Integration with other OPSWAT products
MetaDefender Managed File Transfer is part of the broader OPSWAT ecosystem and integrates with the other components of the MetaDefender platform. Of particular value is the combination with MetaDefender Core, which provides scanning engines, and MetaDefender ICAP Server, which enables integration with existing network gateways and proxy servers.
This approach makes it possible to build a consistent security architecture in which every point of contact between networks is protected in a uniform and managed way.
FAQ
How is MetaDefender Managed File Transfer different from a regular FTP solution with antivirus? Ordinary FTP solutions with a single antivirus engine rely on detection of known threats. MetaDefender MFT uses multiscanning with dozens of engines simultaneously and Deep CDR, which removes threats even from files not marked as malicious.
Does the solution work in completely air-gapped environments? Yes. MetaDefender Managed File Transfer is designed for air-gapped environments and supports transfer via physical media via scanning kiosks.
What file formats are supported? The solution supports hundreds of formats, including Office documents, PDF, archives, images, executable files and many others.

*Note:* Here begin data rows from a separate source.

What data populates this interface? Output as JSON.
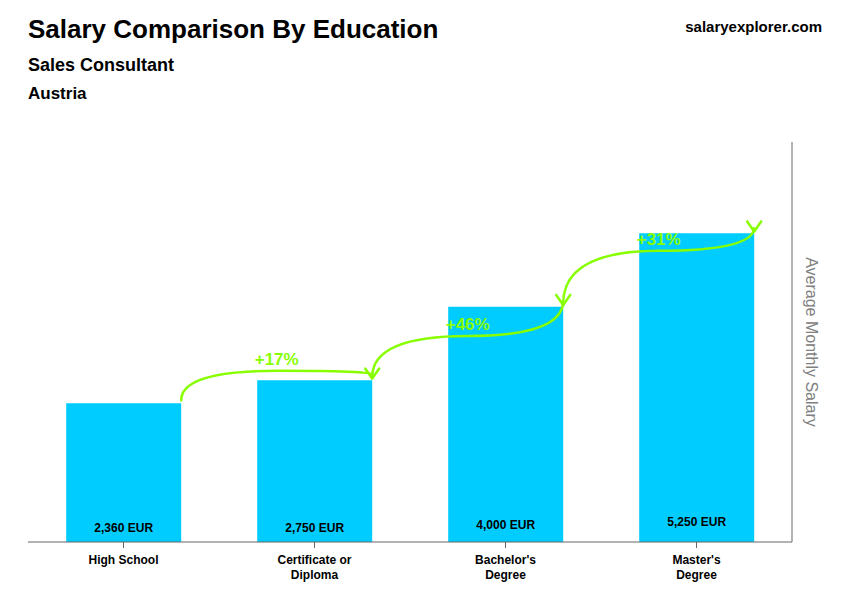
{
  "chart_data": {
    "type": "bar",
    "title": "Salary Comparison By Education",
    "subtitle": "Sales Consultant",
    "ylabel": "Average Monthly Salary",
    "categories": [
      "High School",
      "Certificate or\nDiploma",
      "Bachelor's\nDegree",
      "Master's\nDegree"
    ],
    "values": [
      2360,
      2750,
      4000,
      5250
    ],
    "value_labels": [
      "2,360 EUR",
      "2,750 EUR",
      "4,000 EUR",
      "5,250 EUR"
    ],
    "data_labels": true,
    "color": "#00CCFF",
    "ylim": [
      0,
      6800
    ],
    "grid": false,
    "tick_labels": "x",
    "annotations": [
      {
        "text": "Austria"
      },
      {
        "text": "salaryexplorer.com"
      },
      {
        "text": "+17%",
        "from": "High School",
        "to": "Certificate or\nDiploma",
        "color": "#88FF00"
      },
      {
        "text": "+46%",
        "from": "Certificate or\nDiploma",
        "to": "Bachelor's\nDegree",
        "color": "#88FF00"
      },
      {
        "text": "+31%",
        "from": "Bachelor's\nDegree",
        "to": "Master's\nDegree",
        "color": "#88FF00"
      }
    ]
  }
}
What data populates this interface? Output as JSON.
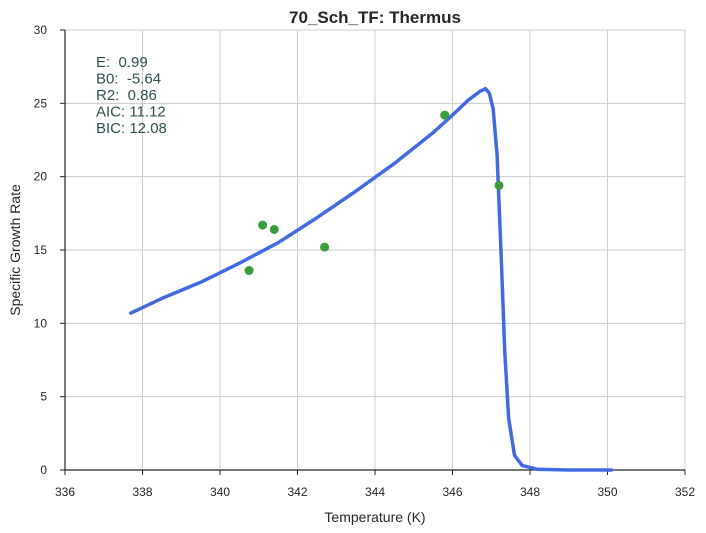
{
  "chart_data": {
    "type": "line",
    "title": "70_Sch_TF: Thermus",
    "xlabel": "Temperature (K)",
    "ylabel": "Specific Growth Rate",
    "xlim": [
      336,
      352
    ],
    "ylim": [
      0,
      30
    ],
    "xticks": [
      336,
      338,
      340,
      342,
      344,
      346,
      348,
      350,
      352
    ],
    "yticks": [
      0,
      5,
      10,
      15,
      20,
      25,
      30
    ],
    "grid": true,
    "annotations": [
      "E:  0.99",
      "B0:  -5.64",
      "R2:  0.86",
      "AIC: 11.12",
      "BIC: 12.08"
    ],
    "colors": {
      "fit_line": "#4169e1",
      "data_points": "#3a9c3a",
      "annotation_text": "#2f4f4f",
      "grid": "#cccccc"
    },
    "series": [
      {
        "type": "scatter",
        "x": [
          340.75,
          341.1,
          341.4,
          342.7,
          345.8,
          347.2
        ],
        "y": [
          13.6,
          16.7,
          16.4,
          15.2,
          24.2,
          19.4
        ]
      },
      {
        "type": "line",
        "x": [
          337.7,
          338.5,
          339.5,
          340.5,
          341.5,
          342.5,
          343.5,
          344.5,
          345.5,
          346.0,
          346.4,
          346.7,
          346.85,
          346.95,
          347.05,
          347.15,
          347.25,
          347.35,
          347.45,
          347.6,
          347.8,
          348.2,
          349.0,
          350.1
        ],
        "y": [
          10.7,
          11.7,
          12.8,
          14.1,
          15.5,
          17.2,
          19.0,
          20.9,
          23.0,
          24.2,
          25.2,
          25.8,
          26.0,
          25.7,
          24.6,
          21.5,
          15.0,
          8.0,
          3.5,
          1.0,
          0.3,
          0.05,
          0.0,
          0.0
        ]
      }
    ]
  }
}
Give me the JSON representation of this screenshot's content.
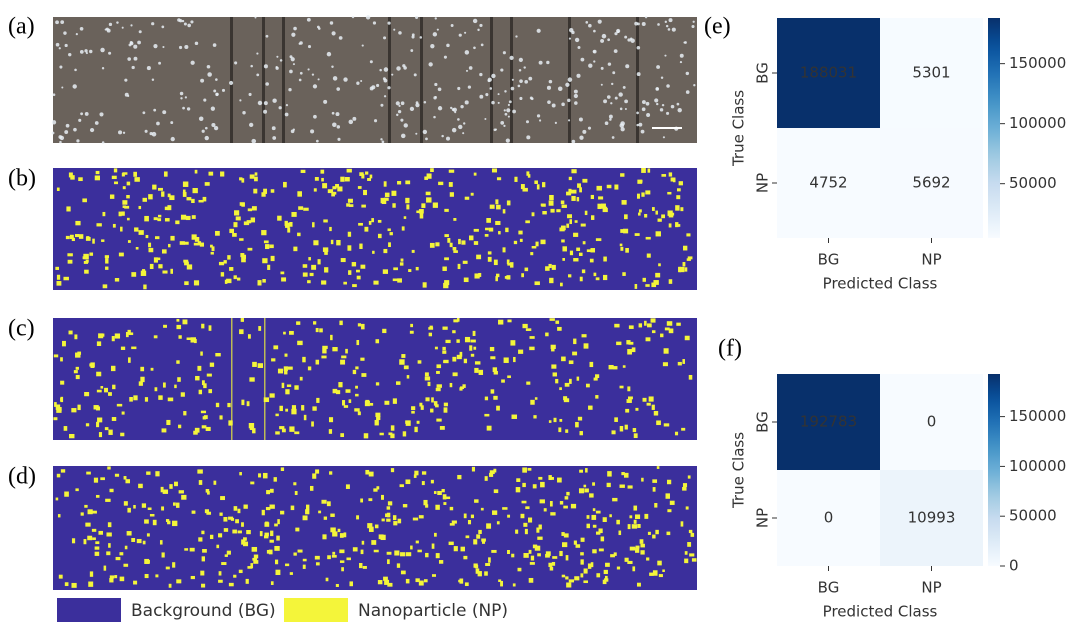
{
  "panel_labels": [
    "(a)",
    "(b)",
    "(c)",
    "(d)",
    "(e)",
    "(f)"
  ],
  "legend": [
    {
      "label": "Background (BG)",
      "color": "#3b2f9c"
    },
    {
      "label": "Nanoparticle (NP)",
      "color": "#f4f53a"
    }
  ],
  "chart_data": [
    {
      "type": "heatmap",
      "x_label": "Predicted Class",
      "y_label": "True Class",
      "x_categories": [
        "BG",
        "NP"
      ],
      "y_categories": [
        "BG",
        "NP"
      ],
      "values": [
        [
          188031,
          5301
        ],
        [
          4752,
          5692
        ]
      ],
      "colormap": "Blues",
      "clim": [
        4752,
        188031
      ],
      "cticks": [
        50000,
        100000,
        150000
      ]
    },
    {
      "type": "heatmap",
      "x_label": "Predicted Class",
      "y_label": "True Class",
      "x_categories": [
        "BG",
        "NP"
      ],
      "y_categories": [
        "BG",
        "NP"
      ],
      "values": [
        [
          192783,
          0
        ],
        [
          0,
          10993
        ]
      ],
      "colormap": "Blues",
      "clim": [
        0,
        192783
      ],
      "cticks": [
        0,
        50000,
        100000,
        150000
      ]
    }
  ]
}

Deep CDR can reconstruct files in more than 100 formats.
Does MetaDefender MFT meet the requirements of NIS2? Yes – the ability to audit, control the flow of data and verify each file meets the NIS2 directive requirements for supply chain security and incident management.
Summary
Secure data isolation in high-risk environments requires more than a traditional antivirus. MetaDefender Managed File Transfer from OPSWAT provides multi-layered protection for every transferred file – from multiscanning to Deep CDR to Proactive DLP – putting the Zero Trust philosophy into practice. It’s a must-have solution for any organization that operates in an environment where data compromise means serious consequences.